One of SMI's old friends, Paul Merriman, recently wrote an interesting column for Marketwatch.com titled "How 1% can add \$1 million to retirement." Its focus is on simple steps an ordinary investor can take to boost their portfolio's return — and providing the motivational kick in the pants to make those changes by illustrating how dramatic a difference that extra 1% per year can make.

Unlike most newsletters, we don't do a lot of "return baiting" here at SMI. But it's possible that in our reluctance to play the "Wouldn't it be exciting to earn this kind of money!?" card, we leave some motivational juice on the sideline that would, in fact, inspire readers to make positive changes to their spending and investing plans.
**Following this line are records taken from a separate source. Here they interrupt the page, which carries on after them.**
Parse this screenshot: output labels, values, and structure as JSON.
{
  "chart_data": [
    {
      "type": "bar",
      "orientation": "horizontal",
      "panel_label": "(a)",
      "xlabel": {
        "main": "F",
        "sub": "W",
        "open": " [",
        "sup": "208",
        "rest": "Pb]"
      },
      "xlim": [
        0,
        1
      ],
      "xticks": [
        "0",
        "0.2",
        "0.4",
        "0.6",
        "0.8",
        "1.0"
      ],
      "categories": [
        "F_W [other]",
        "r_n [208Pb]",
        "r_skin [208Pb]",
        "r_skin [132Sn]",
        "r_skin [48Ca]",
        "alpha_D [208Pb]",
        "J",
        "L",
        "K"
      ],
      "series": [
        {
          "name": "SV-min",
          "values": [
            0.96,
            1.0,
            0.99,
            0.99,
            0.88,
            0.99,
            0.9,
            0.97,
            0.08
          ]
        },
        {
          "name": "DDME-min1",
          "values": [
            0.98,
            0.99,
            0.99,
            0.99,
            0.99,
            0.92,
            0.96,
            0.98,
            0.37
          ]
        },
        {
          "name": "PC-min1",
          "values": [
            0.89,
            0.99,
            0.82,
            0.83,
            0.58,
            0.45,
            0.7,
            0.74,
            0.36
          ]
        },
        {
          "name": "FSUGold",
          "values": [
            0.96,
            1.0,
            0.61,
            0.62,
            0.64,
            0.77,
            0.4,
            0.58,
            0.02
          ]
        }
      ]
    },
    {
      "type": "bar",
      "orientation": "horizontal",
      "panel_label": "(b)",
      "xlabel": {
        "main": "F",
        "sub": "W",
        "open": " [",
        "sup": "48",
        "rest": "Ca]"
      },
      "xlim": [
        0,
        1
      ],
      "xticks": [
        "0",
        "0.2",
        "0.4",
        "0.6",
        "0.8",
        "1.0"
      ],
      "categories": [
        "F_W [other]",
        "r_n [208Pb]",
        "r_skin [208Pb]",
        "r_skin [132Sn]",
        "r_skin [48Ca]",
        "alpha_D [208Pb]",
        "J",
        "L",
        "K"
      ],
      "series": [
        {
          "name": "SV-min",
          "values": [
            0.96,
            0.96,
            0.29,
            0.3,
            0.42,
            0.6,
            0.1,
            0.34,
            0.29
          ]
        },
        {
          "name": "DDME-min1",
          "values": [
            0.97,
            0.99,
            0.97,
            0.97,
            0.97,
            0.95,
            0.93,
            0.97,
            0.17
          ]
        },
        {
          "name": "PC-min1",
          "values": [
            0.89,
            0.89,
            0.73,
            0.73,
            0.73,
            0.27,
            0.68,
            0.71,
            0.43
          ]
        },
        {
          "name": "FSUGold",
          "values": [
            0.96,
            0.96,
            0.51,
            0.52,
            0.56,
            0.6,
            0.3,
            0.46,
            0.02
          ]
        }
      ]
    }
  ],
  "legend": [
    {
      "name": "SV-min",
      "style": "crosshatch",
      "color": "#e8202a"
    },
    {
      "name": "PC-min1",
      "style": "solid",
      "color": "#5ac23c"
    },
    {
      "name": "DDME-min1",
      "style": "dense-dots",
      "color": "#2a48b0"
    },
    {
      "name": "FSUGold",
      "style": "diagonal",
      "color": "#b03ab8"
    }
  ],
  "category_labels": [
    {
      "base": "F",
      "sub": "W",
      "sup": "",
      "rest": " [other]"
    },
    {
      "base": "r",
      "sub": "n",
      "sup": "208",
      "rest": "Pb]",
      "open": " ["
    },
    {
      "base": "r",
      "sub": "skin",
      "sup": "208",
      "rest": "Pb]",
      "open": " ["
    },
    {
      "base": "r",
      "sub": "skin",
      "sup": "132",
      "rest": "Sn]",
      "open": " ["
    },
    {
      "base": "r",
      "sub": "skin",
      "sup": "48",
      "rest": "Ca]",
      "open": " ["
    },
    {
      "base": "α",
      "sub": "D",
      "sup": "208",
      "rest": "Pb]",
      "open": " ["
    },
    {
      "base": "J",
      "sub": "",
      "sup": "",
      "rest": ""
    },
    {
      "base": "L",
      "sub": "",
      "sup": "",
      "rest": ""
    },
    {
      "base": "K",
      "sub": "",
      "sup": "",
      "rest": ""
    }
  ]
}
So "today and today only!" I'm going to make an exception and blatantly tout some "You could earn this!" numbers for you.

(As a total aside, running these types of earnings scenarios on a financial calculator used to be one of my favorite pastimes back in college while enduring the drudgery of a particularly slow *cough-real estate-cough* class. That and dreaming of running a mutual fund someday. True story.)
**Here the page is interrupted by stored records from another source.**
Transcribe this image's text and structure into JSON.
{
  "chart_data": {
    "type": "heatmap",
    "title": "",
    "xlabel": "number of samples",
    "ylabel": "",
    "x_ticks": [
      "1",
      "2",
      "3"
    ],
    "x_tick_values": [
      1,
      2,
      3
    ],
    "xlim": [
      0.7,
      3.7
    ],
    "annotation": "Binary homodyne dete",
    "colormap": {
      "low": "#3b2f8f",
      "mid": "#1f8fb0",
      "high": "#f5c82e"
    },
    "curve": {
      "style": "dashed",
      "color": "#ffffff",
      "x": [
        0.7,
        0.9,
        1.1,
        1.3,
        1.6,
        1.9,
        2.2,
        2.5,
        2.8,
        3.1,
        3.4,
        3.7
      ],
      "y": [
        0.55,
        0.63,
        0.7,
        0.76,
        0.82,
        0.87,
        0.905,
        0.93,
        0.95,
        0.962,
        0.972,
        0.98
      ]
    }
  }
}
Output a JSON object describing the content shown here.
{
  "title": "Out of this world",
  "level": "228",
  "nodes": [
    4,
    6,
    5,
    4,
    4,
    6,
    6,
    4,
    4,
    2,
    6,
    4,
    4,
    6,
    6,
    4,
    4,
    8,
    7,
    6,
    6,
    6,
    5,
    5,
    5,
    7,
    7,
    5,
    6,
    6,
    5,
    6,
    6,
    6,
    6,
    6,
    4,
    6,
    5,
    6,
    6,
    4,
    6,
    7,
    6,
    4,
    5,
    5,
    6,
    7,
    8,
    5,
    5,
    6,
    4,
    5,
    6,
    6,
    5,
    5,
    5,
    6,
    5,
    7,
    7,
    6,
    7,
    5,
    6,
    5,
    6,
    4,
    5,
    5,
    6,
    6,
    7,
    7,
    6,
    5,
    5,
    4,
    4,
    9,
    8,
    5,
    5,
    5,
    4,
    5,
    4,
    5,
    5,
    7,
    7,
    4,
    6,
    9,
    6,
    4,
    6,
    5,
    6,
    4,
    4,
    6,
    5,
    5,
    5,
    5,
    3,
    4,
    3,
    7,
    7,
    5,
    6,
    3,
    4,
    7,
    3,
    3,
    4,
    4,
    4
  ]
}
Back to Merriman's column, here is how he introduces the "magic math of 1%":

If you invest \$5,000 a year for 40 years and earn 8% annually, you'll (in theory at least) wind up with a nest egg of about \$1.3 million. But if you earn 9% along the way, that nest egg grows to just under \$1.7 million. The difference, roughly \$400,000, is entirely the result of that extra 1% return.

Those returns are actually not far off from the returns of the market and Upgrading over the past decade. Through June 30, the Wilshire 5000 earned 8.28% annualized, while Upgrading earned 9.45%. If we substitute those returns into Paul's 40-year example, instead of the \$394,000 difference he saw between earning 8% vs. 9%, we get a difference of \$512,000. This just confirms the point of his article: Those small differences in return really do compound to big amounts over time!

But this, as they say, is just the tip of the proverbial iceberg.

What if someone had used a 50/50 blend of Upgrading and DAA instead? (Full disclosure — the DAA numbers used prior to January 2013 are back-tested, not actual.) If we plug the average of Upgrading and DAA's annualized returns from the past 10 years into Merriman's 40-year example, the numbers look like this:

Got your attention yet? Let's add a 10% allocation to Sector Rotation, as we did in Higher Returns With Less Risk: The Best Combinations of SMI's Most Popular Strategies. Using SR's return over the past 10 years, that bumps our total portfolio's return up to 12.05% and the results look like this:

 Market 8.28% \$1,394,635 Upgrading 9.45% \$1,906,696 50% Upgrading/50% DAA 11.41% \$3,257,223 40% Upgrading/50% DAA/10% SR 12.05% \$3,889,093

I can already hear the skeptic's question: is it realistic to use the returns from just the past 10 years in a 40-year example like this? It's a fair question, to be sure, since none of us has any idea what returns will be for the market or any of these strategies in the future.

That said, longer time periods would only have benefited the annualized returns of each strategy. Pushing Upgrading out to 15 years from 10 years boosts its annualized return from 9.45% to 9.64%. Our cover article introducing DAA in January 2013 showed a 30-year annualized return for that strategy of 13.6% (which last year's 16.2% return would only have boosted). And Sector Rotation has earned a jaw-dropping 23%+ annualized return in our testing of it back to 1990, which is significantly better than the 15.81% (10-year return) I used in the illustration above.

In fact, if we go back to that Higher Returns With Less Risk article, we find that the actual annualized return from a 60/40 Upgrading + 50% DAA + 10% SR portfolio over the past 15 years was 12.9%. Anyone want to see what that return does to our 40-year example?

 15 Yr: 40% Upgrading/50% DAA/10% SR 12.9% \$4,928,741

These types of illustrations are fun, although they're probably more useful when the variable is the amount saved — which you control directly — rather than the rates of return, which you don't. We could really have some fun adjusting the saving number up from \$5,000 per year, given that I'll bet many of you are hitting much higher figures (especially if company retirement-plan matching is considered).

Still, hopefully this illustration drives home the value of putting in the extra effort of implementing and maintaining these strategies. These returns aren't one-off stock trades — they're mechanical, repeatable strategies that, with the exception of DAA, readers here have been following for years. Sure indexing is easier. But are you really so busy that you're willing to pass on a few extra million dollars of retirement income?